Dale Earnhardt was so close to winning the Daytona 500 last February, his emotions were revving as fast as his engine.
The final lap. Moving down the backstretch. The class of the field. Car No. 3, the Goodwrench Lumina, had dominated all afternoon. Victory was just two turns away. The only race that had escaped him, the Daytona 500, was about to be his.
And then it happened. A piece of debris. A cut tire, and it was over. Unknown Derrike Cope would collect the checkered flag, the victory and the emotional ride that went with it.
Earnhardt felt his own emotions tumble to the depths. The joy gone. And all that remained was an emptiness. All he could do was look with disbelief at the big old black tire that had done him wrong.
"I've never experienced anything like that," he says. "I've never been so high and then so low almost at the same time. It's impossible to say how I felt at that moment."
The biggest single prize in Winston Cup stock car racing had eluded his grasp again.
Now, coming into Sunday's 33rd annual Daytona 500 (Ch. 11, noon), it is clear that nothing has deadened the pain of it. And that he has planned it that way.
Dale Earnhardt, no matter what he says, wants to remember.
"It's history," says Earnhardt, who won his half of the 125-mile qualifying races yesterday to lock up a second-row starting spot Sunday. "I can't dwell on that one thing. Let's leave it alone."
But Earnhardt, who went on to win a fourth Winston Cup championship last season, hasn't left it alone. And neither has his crew.
"That tire has burned at us for a year now," says Earnhardt's crew chief Kirk Shelmerdine. "We should have won last year's 500."
The tire that betrayed Earnhardt's dream has hung in the garage of car owner Richard Childress all year. Every time Earnhardt and his team came to work, they passed it. Looked at it. And remembered.
"It haunted our entire season," Earnhardt says. "That tire cost us more than $900,000, how could we throw it away?"
He missed the No. 1 payoff at Daytona and had to settle for a $100,000 Winston bonus at the end of the season, instead of the Winston Million that goes to the driver who wins three of stock car racing's Big Four.

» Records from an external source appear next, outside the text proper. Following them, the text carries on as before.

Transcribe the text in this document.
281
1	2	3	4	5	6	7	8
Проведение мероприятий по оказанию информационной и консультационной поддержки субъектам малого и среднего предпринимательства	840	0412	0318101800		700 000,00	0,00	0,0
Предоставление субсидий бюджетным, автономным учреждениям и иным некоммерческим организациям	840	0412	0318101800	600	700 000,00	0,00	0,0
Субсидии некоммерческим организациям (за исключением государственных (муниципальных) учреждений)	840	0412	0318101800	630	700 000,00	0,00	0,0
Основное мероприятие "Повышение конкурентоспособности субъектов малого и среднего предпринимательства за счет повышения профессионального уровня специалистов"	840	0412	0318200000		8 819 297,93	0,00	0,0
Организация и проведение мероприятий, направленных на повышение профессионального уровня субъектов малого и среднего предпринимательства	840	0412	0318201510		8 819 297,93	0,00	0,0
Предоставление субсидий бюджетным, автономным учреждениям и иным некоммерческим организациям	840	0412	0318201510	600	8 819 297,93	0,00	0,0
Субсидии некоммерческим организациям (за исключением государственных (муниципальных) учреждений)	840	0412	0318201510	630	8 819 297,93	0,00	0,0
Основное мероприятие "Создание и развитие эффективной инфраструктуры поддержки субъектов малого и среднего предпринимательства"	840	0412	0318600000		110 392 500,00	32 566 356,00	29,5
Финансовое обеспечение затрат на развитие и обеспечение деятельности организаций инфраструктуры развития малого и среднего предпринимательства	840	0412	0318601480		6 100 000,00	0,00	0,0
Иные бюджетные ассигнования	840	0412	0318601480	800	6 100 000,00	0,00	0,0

Earnhardt won at Talladega, Ala., and at Darlington, S.C., but he lost the 600 at Charlotte and Daytona.
And so he remembers.
Earnhardt came to Daytona International Speedway for the first time in 1976. He was entered in the Sportsman Class then, driving "a little old Nova." These days things are a lot different, but the memory of the first time he laid eyes on the speedway makes him grin.

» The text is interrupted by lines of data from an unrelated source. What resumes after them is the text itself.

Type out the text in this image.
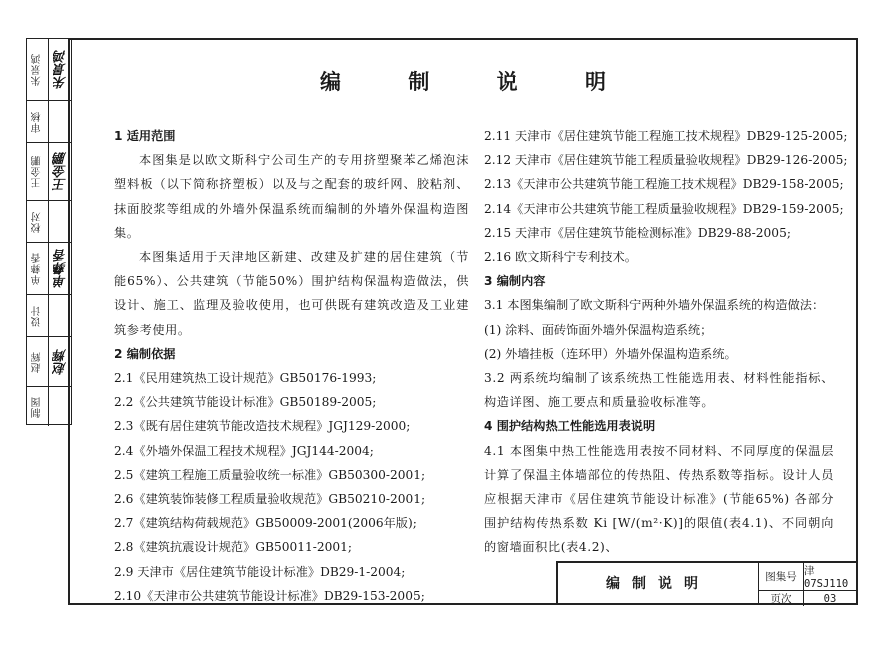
朱景鸿 朱景鸿
审核
王金鹏 王金鹏
校对
单彝香 单彝香
设计
赵辉 赵辉
制图
编 制 说 明
1 适用范围
本图集是以欧文斯科宁公司生产的专用挤塑聚苯乙烯泡沫塑料板（以下简称挤塑板）以及与之配套的玻纤网、胶粘剂、抹面胶浆等组成的外墙外保温系统而编制的外墙外保温构造图集。
本图集适用于天津地区新建、改建及扩建的居住建筑（节能65%）、公共建筑（节能50%）围护结构保温构造做法，供设计、施工、监理及验收使用，也可供既有建筑改造及工业建筑参考使用。
2 编制依据
2.1《民用建筑热工设计规范》GB50176-1993;
2.2《公共建筑节能设计标准》GB50189-2005;
2.3《既有居住建筑节能改造技术规程》JGJ129-2000;
2.4《外墙外保温工程技术规程》JGJ144-2004;
2.5《建筑工程施工质量验收统一标准》GB50300-2001;
2.6《建筑装饰装修工程质量验收规范》GB50210-2001;
2.7《建筑结构荷载规范》GB50009-2001(2006年版);
2.8《建筑抗震设计规范》GB50011-2001;
2.9 天津市《居住建筑节能设计标准》DB29-1-2004;
2.10《天津市公共建筑节能设计标准》DB29-153-2005;
2.11 天津市《居住建筑节能工程施工技术规程》DB29-125-2005;
2.12 天津市《居住建筑节能工程质量验收规程》DB29-126-2005;
2.13《天津市公共建筑节能工程施工技术规程》DB29-158-2005;
2.14《天津市公共建筑节能工程质量验收规程》DB29-159-2005;
2.15 天津市《居住建筑节能检测标准》DB29-88-2005;
2.16 欧文斯科宁专利技术。
3 编制内容
3.1 本图集编制了欧文斯科宁两种外墙外保温系统的构造做法：
(1) 涂料、面砖饰面外墙外保温构造系统；
(2) 外墙挂板（连环甲）外墙外保温构造系统。
3.2 两系统均编制了该系统热工性能选用表、材料性能指标、构造详图、施工要点和质量验收标准等。
4 围护结构热工性能选用表说明
4.1 本图集中热工性能选用表按不同材料、不同厚度的保温层计算了保温主体墙部位的传热阻、传热系数等指标。设计人员应根据天津市《居住建筑节能设计标准》(节能65%) 各部分围护结构传热系数 Ki [W/(m²·K)]的限值(表4.1)、不同朝向的窗墙面积比(表4.2)、
编制说明	图集号 津07SJ110
页次	03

"We had the car on a trailer," he recalled. "And we drove by out front, down Route 92, and it seemed like we kept driving by and driving by. 'How big is this thing?' That was my first thought. We went in for inspection and it was unbelievable. We stayed lost for days. It was awesome."

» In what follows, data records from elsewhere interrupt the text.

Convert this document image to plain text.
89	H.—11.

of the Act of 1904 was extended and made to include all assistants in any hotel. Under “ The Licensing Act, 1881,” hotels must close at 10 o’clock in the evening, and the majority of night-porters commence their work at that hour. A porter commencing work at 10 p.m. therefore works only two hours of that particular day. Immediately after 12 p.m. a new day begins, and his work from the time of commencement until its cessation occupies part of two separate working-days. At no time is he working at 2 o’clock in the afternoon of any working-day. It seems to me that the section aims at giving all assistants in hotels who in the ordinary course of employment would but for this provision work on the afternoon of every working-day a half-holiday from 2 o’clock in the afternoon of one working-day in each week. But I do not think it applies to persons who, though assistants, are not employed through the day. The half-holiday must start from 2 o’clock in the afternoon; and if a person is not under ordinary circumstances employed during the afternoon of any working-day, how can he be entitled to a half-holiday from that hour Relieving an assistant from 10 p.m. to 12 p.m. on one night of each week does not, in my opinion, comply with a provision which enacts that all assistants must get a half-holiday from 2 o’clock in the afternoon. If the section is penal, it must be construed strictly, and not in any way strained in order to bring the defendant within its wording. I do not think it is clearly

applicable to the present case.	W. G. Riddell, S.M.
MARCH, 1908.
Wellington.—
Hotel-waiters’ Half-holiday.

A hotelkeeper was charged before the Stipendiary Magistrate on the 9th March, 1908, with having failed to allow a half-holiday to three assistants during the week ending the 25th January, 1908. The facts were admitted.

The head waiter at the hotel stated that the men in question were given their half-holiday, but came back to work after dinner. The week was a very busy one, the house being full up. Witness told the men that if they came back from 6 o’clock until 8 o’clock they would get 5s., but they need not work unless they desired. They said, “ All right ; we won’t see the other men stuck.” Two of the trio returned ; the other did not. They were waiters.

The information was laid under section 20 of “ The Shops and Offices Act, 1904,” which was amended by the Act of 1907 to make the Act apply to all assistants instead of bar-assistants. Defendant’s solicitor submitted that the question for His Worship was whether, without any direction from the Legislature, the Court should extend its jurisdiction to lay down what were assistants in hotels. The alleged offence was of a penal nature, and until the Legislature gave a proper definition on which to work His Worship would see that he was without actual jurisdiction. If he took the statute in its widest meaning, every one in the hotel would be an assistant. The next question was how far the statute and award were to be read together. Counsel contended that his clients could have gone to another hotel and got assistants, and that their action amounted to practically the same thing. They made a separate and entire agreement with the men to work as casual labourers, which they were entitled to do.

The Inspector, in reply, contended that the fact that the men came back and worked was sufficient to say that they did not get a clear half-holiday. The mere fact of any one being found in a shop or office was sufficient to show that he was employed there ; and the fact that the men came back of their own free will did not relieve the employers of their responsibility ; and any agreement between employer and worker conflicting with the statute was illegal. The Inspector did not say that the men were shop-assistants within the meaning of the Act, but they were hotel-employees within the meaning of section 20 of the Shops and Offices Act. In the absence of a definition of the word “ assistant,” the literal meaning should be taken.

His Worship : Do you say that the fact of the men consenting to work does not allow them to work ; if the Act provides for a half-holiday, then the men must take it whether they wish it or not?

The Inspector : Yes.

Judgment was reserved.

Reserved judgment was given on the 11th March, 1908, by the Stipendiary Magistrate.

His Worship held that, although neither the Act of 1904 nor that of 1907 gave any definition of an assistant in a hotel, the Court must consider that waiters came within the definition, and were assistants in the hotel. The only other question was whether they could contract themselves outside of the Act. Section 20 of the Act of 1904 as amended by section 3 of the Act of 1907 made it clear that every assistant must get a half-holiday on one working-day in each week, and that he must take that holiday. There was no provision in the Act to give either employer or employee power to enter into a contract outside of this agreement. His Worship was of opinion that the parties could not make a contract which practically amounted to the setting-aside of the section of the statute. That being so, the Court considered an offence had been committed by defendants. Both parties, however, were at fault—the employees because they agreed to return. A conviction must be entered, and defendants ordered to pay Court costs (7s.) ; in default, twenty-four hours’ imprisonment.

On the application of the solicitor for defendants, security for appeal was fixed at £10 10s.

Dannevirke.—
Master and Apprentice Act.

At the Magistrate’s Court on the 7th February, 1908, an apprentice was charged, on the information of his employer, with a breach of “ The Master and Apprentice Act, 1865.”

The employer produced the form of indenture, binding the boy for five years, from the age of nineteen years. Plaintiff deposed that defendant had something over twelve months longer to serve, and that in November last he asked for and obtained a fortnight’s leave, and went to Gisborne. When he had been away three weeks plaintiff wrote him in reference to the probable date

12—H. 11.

When he made his first Winston Cup appearance at the track, it was two years later and he finished seventh. It seemed good enough then, but little did he know that it was to be the beginning of 11 more years of disappointment.
This will be Earnhardt's 12th attempt at winning Daytona.
"We worked harder than ever to come back here and win," Earnhardt says. "I feel we're in better shape than we were last year or any year. We want to win this thing badly. Last year has nothing to do with this year. This is a new Daytona 500. It might go through my mind, if we're leading going down the backstretch on the last lap -- but I doubt it will happen again."
As former Winston Cup champion Ned Jarrett pointed out recently, who can doubt Earnhardt's resolve or ability.
"It's almost scary how good Dale is," said Jarrett. "He can do things others can't. Everyone in these garages has seen it and they all know it."
And so does Earnhardt.
"I know I'm going to win this thing," he says. "I just don't know when."